Trump repeatedly claimed in the early days of his campaign that he won’t need or even accept any other rich people’s money to fund his campaign, saying he has “unlimited” cash of his own he can put up, all while attacking his primary rivals for taking contributions.But that story started to change earlier this year when he moved into the general election. When Reuters took a look at his financial disclosure forms, it concluded that Trump likely didn’t have enough cash or liquid assets to fully fund the campaign through the end of the election. Then in May, with a potential tab of $1 billion to run his campaign looming, he reversed course and said he would start actively raising money. He also said he would set up a joint fundraising agreement with the Republican National Committee and help raise money for it.
There are also lingering questions about the money he infused into his own campaign and whether there are strings attached. Rather than direct donations, as of June $46 million of the $63 million of his own money that he had spent on the campaign was through loans. Trump had promised to forgive those personal loans, rather than make the campaign pay him back, and in June he announced that he was wiping away more than $45 million in loans. Yet the evidence to support that statement didn’t materialize. As of June 30, NBC News was was unable to find a filing with the Federal Election Commission showing that he forgave the loans, and an official with the commission told the outlet that there was no digital or paper filing as such. The campaign repeatedly denied requests for it share the paperwork.
Republican presidential candidate Donald Trump’s private jetCREDIT: AP PHOTO/JOHN MINCHILLO
The disappearing act of his charitable donations
There have been similar mysteries when it comes to documentation of Trump’s charitable giving. Trump claims he regularly gives millions to charities, and his campaign manager said in March that the figure was “more than $100 million” over the last few years.
But just as with Trump’s net worth, it’s hard to verify those kinds of figures without the release of his tax returns. David Fahrenthold at the Washington Post has spent weeks trying to dig up evidence that Trump actually made good on his promises and used his own money to make charitable contributions, talking to more than 220 charities.
Fahrenthold found that while Trump “has a long-standing habit of promising to give to charity,” he frequently doesn’t follow through.
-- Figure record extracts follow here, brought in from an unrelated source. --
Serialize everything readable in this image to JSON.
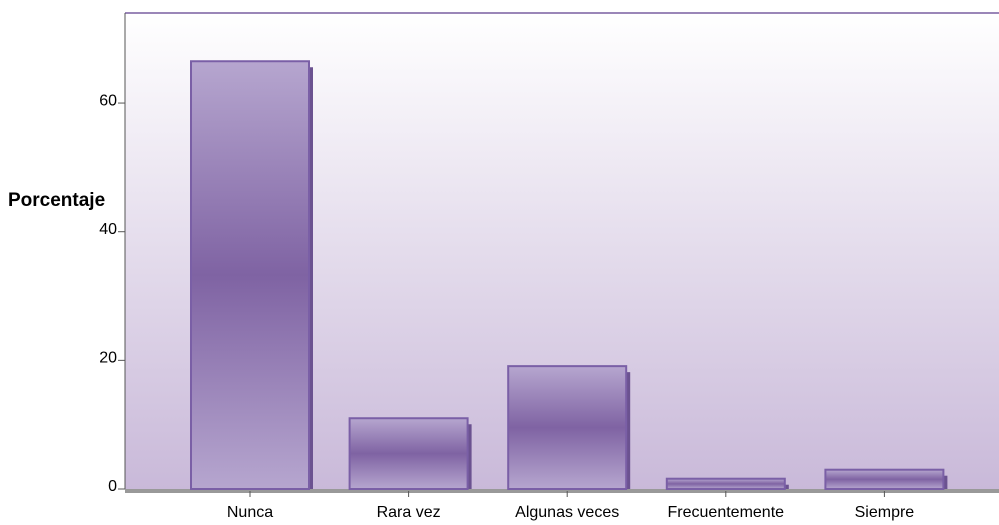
{
  "chart_data": {
    "type": "bar",
    "y_label": "Porcentaje",
    "categories": [
      "Nunca",
      "Rara vez",
      "Algunas veces",
      "Frecuentemente",
      "Siempre"
    ],
    "values": [
      66.5,
      11.0,
      19.1,
      1.6,
      3.0
    ],
    "color": "#7f63a3",
    "ylim": [
      0,
      74
    ],
    "yticks": [
      0,
      20,
      40,
      60
    ],
    "grid": false
  }
}
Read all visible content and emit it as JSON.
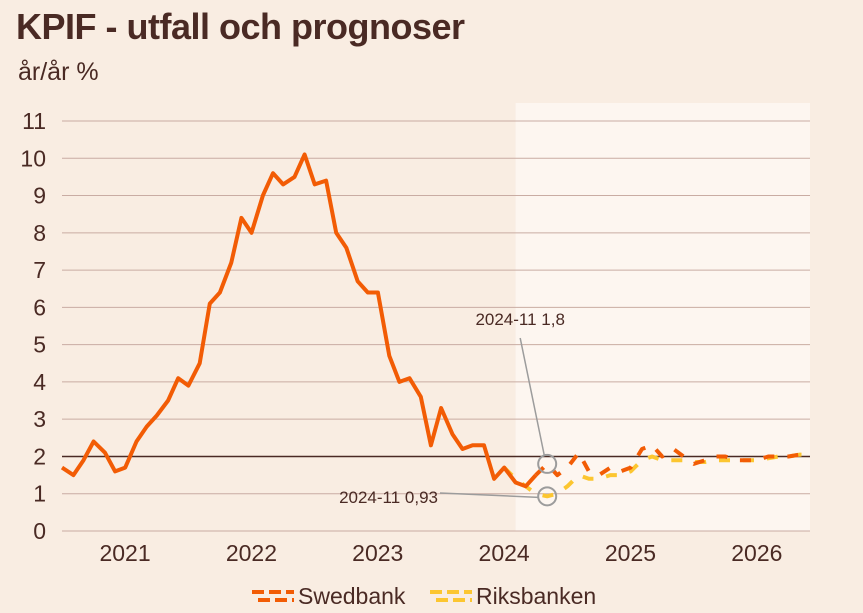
{
  "chart_data": {
    "type": "line",
    "title": "KPIF - utfall och prognoser",
    "ylabel": "år/år %",
    "ylim": [
      0,
      11
    ],
    "yticks": [
      "0",
      "1",
      "2",
      "3",
      "4",
      "5",
      "6",
      "7",
      "8",
      "9",
      "10",
      "11"
    ],
    "xlim": [
      2020.58,
      2026.5
    ],
    "xticks": [
      {
        "label": "2021",
        "value": 2021.0
      },
      {
        "label": "2022",
        "value": 2022.0
      },
      {
        "label": "2023",
        "value": 2023.0
      },
      {
        "label": "2024",
        "value": 2024.0
      },
      {
        "label": "2025",
        "value": 2025.0
      },
      {
        "label": "2026",
        "value": 2026.0
      }
    ],
    "forecast_region_start": 2024.17,
    "reference_line_y": 2,
    "colors": {
      "outcome": "#f25c05",
      "swedbank": "#f25c05",
      "riksbanken": "#fcc630",
      "forecast_bg": "#fdf6f0",
      "grid": "#c9aca3",
      "ref_line": "#4a2a24",
      "annotation": "#9c9c9c"
    },
    "series": [
      {
        "name": "Utfall",
        "style": "solid",
        "x": [
          2020.58,
          2020.67,
          2020.75,
          2020.83,
          2020.92,
          2021.0,
          2021.08,
          2021.17,
          2021.25,
          2021.33,
          2021.42,
          2021.5,
          2021.58,
          2021.67,
          2021.75,
          2021.83,
          2021.92,
          2022.0,
          2022.08,
          2022.17,
          2022.25,
          2022.33,
          2022.42,
          2022.5,
          2022.58,
          2022.67,
          2022.75,
          2022.83,
          2022.92,
          2023.0,
          2023.08,
          2023.17,
          2023.25,
          2023.33,
          2023.42,
          2023.5,
          2023.58,
          2023.67,
          2023.75,
          2023.83,
          2023.92,
          2024.0,
          2024.08,
          2024.17,
          2024.25,
          2024.33
        ],
        "values": [
          1.7,
          1.5,
          1.9,
          2.4,
          2.1,
          1.6,
          1.7,
          2.4,
          2.8,
          3.1,
          3.5,
          4.1,
          3.9,
          4.5,
          6.1,
          6.4,
          7.2,
          8.4,
          8.0,
          9.0,
          9.6,
          9.3,
          9.5,
          10.1,
          9.3,
          9.4,
          8.0,
          7.6,
          6.7,
          6.4,
          6.4,
          4.7,
          4.0,
          4.1,
          3.6,
          2.3,
          3.3,
          2.6,
          2.2,
          2.3,
          2.3,
          1.4,
          1.7,
          1.3,
          1.2,
          1.5
        ]
      },
      {
        "name": "Swedbank",
        "style": "dashed",
        "x": [
          2024.33,
          2024.42,
          2024.5,
          2024.58,
          2024.67,
          2024.75,
          2024.83,
          2024.92,
          2025.0,
          2025.08,
          2025.17,
          2025.25,
          2025.33,
          2025.42,
          2025.5,
          2025.58,
          2025.67,
          2025.75,
          2025.83,
          2025.92,
          2026.0,
          2026.08,
          2026.17,
          2026.25,
          2026.33,
          2026.42,
          2026.5
        ],
        "values": [
          1.5,
          1.8,
          1.5,
          1.7,
          2.1,
          1.6,
          1.5,
          1.7,
          1.6,
          1.7,
          2.2,
          2.3,
          2.0,
          2.2,
          2.0,
          1.8,
          1.9,
          2.0,
          2.0,
          1.9,
          1.9,
          1.9,
          2.0,
          2.0,
          2.0,
          2.05,
          2.0
        ]
      },
      {
        "name": "Riksbanken",
        "style": "dashed",
        "x": [
          2024.08,
          2024.17,
          2024.25,
          2024.33,
          2024.42,
          2024.5,
          2024.58,
          2024.67,
          2024.75,
          2024.83,
          2024.92,
          2025.0,
          2025.08,
          2025.17,
          2025.25,
          2025.33,
          2025.42,
          2025.5,
          2025.58,
          2025.67,
          2025.75,
          2025.83,
          2025.92,
          2026.0,
          2026.08,
          2026.17,
          2026.25,
          2026.33,
          2026.42,
          2026.5
        ],
        "values": [
          1.7,
          1.4,
          1.2,
          1.0,
          0.93,
          1.0,
          1.2,
          1.5,
          1.4,
          1.4,
          1.5,
          1.5,
          1.6,
          1.9,
          2.0,
          1.9,
          1.9,
          1.9,
          1.85,
          1.85,
          1.9,
          1.9,
          1.9,
          1.9,
          1.9,
          1.95,
          2.0,
          2.0,
          2.05,
          2.05
        ]
      }
    ],
    "annotations": [
      {
        "text": "2024-11 1,8",
        "x": 2024.42,
        "y": 1.8
      },
      {
        "text": "2024-11 0,93",
        "x": 2024.42,
        "y": 0.93
      }
    ],
    "legend": [
      "Swedbank",
      "Riksbanken"
    ]
  }
}
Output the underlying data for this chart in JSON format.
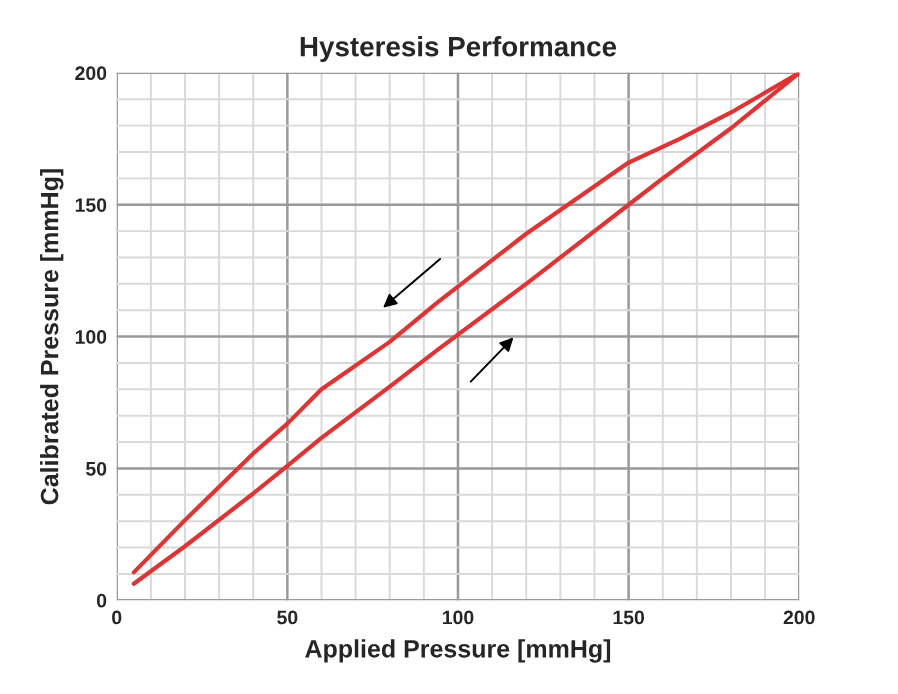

Of the 188 charities he contacted that had connections to Trump, he found just one donation — a gift of between $5,000 and $9,999 to the Police Athletic League of New York City in 2009.
Tax records also show that Trump hasn’t given any money to the Donald J. Trump Foundation, a charity he controls but is funded by a number of donors, since 2008. Before that time, he donated only a third of what he had pledged to the foundation. In fact, between 1988 and 2014, Trump gave just a little over $5 million to his foundation, according to BuzzFeed, less than other outside donors. In seven of those years he gave nothing, and in the years between 1991 and 1996 he never gave more than $60,000.
Certainly Trump is under no obligation to give any of his money to charity, no matter how much he might have. But the dissembling around his donations is just one more elision of the truth about his financials.
By any measurement, it’s still likely that Donald Trump is a well off man, even if the actual values are lower than what he boasts. Any American family that earns more than $206,568 lands in the top 5 percent. Trump’s family certainly qualifies.
It still matters greatly to Trump, however, and to his image as a candidate, exactly how much he has. “I’m running for president,” Trump told Forbes in September. “I look better if I’m worth $10 billion than if I’m worth $4 billion.”